D’ardentes discussions ont eu lieu entre les membres de la Chambre consultative de Mananjary qui se trouvaient en face d’un crédit de 20 000 francs pour exécuter environ 700 000 francs de travaux. Question ardue, et que le sphinx n’eût jamais osé poser à Œdipe. Il s’agissait de la route d’Ampazimazava.
Vous nous direz qu’au Parlement français, de pareils problèmes n’épouvantent pas nos députés, mais il faut excuser les membres de la Chambre de Mananjary qui sont encore trop arriérés pour engager des dépenses qu’ils ne sont pas assurés de couvrir.
D’autant plus que cette route de Mananjary-Ampazimazava ne serait jamais qu’un tronçon de route. Et la Chambre consultative a insisté pour le crédit soit employé pour la section de Tsiatosika.

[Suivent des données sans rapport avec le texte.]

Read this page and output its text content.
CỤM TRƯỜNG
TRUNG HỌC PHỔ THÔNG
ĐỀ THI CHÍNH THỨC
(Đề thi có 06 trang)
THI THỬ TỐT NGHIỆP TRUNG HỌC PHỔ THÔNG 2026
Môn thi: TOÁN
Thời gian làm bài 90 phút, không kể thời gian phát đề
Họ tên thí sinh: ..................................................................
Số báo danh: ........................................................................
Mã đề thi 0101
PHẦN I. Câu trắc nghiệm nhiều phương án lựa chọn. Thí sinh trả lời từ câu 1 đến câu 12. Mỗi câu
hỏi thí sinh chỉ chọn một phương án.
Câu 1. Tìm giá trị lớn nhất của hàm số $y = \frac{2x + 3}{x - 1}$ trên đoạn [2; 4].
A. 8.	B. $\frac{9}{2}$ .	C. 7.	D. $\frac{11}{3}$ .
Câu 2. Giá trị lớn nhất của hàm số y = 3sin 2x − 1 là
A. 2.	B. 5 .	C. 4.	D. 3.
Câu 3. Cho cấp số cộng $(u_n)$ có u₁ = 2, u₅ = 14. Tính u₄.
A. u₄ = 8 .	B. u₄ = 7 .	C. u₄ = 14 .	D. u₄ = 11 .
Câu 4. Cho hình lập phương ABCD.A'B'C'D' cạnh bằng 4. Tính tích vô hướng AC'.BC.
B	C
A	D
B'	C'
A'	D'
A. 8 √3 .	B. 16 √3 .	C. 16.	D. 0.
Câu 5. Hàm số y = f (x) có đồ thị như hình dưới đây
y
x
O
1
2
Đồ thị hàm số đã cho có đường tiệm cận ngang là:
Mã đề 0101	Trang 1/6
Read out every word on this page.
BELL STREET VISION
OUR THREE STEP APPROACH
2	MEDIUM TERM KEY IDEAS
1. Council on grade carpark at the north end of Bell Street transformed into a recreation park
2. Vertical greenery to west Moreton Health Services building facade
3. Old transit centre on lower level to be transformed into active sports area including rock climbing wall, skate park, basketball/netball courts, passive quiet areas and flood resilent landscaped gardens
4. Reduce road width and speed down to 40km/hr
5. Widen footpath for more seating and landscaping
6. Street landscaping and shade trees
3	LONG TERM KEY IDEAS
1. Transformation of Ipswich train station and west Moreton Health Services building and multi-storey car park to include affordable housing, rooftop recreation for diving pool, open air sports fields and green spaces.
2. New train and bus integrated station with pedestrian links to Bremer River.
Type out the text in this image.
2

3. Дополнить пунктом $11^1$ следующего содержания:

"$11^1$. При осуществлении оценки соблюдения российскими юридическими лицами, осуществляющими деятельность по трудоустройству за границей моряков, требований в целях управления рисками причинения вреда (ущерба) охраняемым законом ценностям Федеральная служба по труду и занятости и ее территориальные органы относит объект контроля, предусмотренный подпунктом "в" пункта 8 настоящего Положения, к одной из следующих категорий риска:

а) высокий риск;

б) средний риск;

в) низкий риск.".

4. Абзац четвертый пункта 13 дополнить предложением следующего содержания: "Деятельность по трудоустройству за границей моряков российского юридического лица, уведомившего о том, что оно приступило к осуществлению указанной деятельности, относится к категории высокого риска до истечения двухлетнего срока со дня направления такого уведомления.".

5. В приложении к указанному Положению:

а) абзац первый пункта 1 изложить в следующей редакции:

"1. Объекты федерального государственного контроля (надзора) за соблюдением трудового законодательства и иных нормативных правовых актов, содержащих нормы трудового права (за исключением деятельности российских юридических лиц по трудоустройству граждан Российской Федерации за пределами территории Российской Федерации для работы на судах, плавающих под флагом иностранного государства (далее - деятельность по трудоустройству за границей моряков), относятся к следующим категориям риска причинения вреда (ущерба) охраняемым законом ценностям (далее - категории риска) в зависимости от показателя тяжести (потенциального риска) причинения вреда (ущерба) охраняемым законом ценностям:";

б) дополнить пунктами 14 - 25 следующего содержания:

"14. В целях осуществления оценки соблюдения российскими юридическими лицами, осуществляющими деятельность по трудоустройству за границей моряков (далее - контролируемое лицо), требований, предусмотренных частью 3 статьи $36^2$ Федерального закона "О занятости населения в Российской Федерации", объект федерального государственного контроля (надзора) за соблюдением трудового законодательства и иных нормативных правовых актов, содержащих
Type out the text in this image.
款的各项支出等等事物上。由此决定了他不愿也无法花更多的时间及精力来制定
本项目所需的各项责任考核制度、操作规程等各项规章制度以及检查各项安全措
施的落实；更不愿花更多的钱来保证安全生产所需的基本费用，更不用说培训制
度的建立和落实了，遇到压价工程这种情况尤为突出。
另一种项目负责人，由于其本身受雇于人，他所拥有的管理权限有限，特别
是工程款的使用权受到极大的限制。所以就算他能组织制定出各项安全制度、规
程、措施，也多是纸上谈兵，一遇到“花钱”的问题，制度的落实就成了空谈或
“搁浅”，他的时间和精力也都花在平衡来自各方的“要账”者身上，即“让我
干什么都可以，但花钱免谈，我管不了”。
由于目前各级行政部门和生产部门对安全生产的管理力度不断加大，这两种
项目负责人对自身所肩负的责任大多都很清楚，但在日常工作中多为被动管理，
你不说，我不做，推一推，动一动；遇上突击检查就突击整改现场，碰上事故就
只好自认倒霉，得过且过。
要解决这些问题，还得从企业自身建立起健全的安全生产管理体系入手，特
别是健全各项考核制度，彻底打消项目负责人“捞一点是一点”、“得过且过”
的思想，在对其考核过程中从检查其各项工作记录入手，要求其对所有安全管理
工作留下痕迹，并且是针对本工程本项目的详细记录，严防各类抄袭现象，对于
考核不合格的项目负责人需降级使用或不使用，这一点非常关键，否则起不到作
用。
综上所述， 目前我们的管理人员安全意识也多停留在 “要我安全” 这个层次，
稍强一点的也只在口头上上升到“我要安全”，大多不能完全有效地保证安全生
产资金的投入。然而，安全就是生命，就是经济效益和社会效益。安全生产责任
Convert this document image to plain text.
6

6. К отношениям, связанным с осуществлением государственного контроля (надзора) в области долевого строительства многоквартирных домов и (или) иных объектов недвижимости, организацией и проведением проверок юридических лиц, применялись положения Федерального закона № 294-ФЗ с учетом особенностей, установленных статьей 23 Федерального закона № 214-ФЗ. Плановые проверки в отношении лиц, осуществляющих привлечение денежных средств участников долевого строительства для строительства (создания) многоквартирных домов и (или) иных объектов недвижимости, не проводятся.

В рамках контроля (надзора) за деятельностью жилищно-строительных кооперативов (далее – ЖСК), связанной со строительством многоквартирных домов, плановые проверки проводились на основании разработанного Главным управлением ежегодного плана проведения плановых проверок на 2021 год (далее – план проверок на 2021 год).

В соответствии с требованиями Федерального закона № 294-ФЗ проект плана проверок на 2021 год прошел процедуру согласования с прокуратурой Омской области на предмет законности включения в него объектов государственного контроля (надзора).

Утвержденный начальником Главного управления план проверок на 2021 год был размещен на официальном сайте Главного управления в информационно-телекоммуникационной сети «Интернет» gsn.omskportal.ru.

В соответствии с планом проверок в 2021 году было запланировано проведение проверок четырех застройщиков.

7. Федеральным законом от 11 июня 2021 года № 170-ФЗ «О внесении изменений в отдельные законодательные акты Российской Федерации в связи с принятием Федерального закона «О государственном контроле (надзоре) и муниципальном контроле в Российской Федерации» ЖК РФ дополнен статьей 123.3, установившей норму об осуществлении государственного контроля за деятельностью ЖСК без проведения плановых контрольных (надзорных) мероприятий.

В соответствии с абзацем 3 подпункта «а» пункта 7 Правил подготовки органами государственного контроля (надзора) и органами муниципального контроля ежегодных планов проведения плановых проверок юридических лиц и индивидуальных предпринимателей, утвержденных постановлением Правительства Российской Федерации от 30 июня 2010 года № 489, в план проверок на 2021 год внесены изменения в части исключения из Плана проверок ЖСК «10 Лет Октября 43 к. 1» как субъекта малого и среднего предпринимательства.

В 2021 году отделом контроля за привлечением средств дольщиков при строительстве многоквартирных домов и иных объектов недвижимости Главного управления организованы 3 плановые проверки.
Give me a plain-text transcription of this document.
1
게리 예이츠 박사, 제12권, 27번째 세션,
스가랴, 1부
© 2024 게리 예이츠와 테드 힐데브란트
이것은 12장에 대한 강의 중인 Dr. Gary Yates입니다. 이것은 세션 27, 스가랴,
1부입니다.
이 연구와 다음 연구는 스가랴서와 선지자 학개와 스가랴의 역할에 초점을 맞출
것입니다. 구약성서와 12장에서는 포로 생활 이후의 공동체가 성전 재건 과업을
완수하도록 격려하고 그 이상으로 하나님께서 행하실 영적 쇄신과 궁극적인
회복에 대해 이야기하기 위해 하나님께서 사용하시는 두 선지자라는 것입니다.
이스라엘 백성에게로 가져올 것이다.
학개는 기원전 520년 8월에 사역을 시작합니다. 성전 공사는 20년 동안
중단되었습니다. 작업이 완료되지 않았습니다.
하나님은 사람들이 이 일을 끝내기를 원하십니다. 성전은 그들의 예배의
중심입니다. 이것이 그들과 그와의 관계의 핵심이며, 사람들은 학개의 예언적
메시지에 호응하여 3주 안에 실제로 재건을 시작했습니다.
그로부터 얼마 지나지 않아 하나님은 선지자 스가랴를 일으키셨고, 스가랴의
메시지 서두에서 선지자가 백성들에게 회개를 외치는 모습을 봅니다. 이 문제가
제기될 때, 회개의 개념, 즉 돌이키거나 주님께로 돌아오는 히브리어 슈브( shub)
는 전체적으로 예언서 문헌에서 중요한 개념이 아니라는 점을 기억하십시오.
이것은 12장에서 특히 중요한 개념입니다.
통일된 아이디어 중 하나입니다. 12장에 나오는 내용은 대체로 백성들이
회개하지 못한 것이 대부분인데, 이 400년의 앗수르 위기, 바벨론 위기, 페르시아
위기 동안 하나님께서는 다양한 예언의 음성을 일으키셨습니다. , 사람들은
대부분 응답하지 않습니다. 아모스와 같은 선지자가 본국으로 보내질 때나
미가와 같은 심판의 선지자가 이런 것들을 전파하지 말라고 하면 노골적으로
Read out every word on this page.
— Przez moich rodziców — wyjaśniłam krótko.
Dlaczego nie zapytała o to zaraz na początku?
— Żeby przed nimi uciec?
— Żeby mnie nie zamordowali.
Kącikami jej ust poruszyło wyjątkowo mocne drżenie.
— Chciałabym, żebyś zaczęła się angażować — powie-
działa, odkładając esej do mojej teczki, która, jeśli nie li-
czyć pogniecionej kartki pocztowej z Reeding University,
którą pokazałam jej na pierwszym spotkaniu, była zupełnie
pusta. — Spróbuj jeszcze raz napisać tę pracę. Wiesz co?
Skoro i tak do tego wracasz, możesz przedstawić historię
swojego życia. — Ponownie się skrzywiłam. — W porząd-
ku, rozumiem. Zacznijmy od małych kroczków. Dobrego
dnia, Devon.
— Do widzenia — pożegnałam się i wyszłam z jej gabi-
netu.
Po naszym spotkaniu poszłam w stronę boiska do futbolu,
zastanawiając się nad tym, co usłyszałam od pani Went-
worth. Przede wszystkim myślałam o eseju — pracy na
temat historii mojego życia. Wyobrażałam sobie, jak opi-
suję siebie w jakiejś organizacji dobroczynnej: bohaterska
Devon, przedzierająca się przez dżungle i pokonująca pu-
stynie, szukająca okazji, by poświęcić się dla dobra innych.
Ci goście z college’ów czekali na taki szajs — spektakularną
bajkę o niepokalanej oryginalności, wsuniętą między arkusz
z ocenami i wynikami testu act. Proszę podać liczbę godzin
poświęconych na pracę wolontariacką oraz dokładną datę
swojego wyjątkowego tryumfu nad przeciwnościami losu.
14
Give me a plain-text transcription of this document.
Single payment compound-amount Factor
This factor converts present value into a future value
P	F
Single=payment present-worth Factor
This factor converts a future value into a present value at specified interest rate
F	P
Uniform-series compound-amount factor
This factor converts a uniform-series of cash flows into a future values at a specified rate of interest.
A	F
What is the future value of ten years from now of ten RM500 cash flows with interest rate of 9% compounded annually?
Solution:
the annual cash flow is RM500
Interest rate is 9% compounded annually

L’assemblée passa ensuite à la discussion du projet de bac et de pont de Tsaravary. La question se résout à ceci : bac ou pont. Mais ni le bac ni le pont n’existent. Il n’y a pas de crédits suffisants pour acheter le bac, et le pont ne peut être construit qu’en bois. Un membre ayant fait observer qu’un pont coûterait un peu plus cher que le bac, l’assemblée a passé outre, le pont devant être plus pratique que le bac.
On a discuté ensuite plusieurs questions intéressantes au premier chef.
Moyens de communication entre Madagascar et la métropole ; entretien des routes ; aménagement des ponts d’embarquement ; prudence dans l’emploi des crédits (on n’est pas en France) ; création de banque de crédit agricole industriel ; facilité de l’escompte pour les commerçants ; création de jardins d’essai ; études scientifiques de la faune et de la flore madécasses, et application sévère des lois contre les fraudeurs, ainsi que suppression des droits de douanes sur certaines matières.
Avant de lever la séance, les membres de la Chambre consultative ont demandé la création d’une police à Mananjary pour réprimer l’audace de plus en plus grande des malandrins.

Une crue, un pont emporté

Une crue de l’Ombifotsy, à Madagascar, provoquée par des pluies tombées en abondance, a emporté le pont métallique situé au kilomètre 40 de la route de Miarinarivo.
Le courant était si impétueux qu’il a renversé les piles du pont, et la route s’est trouvée obstruée sur une certaine longueur.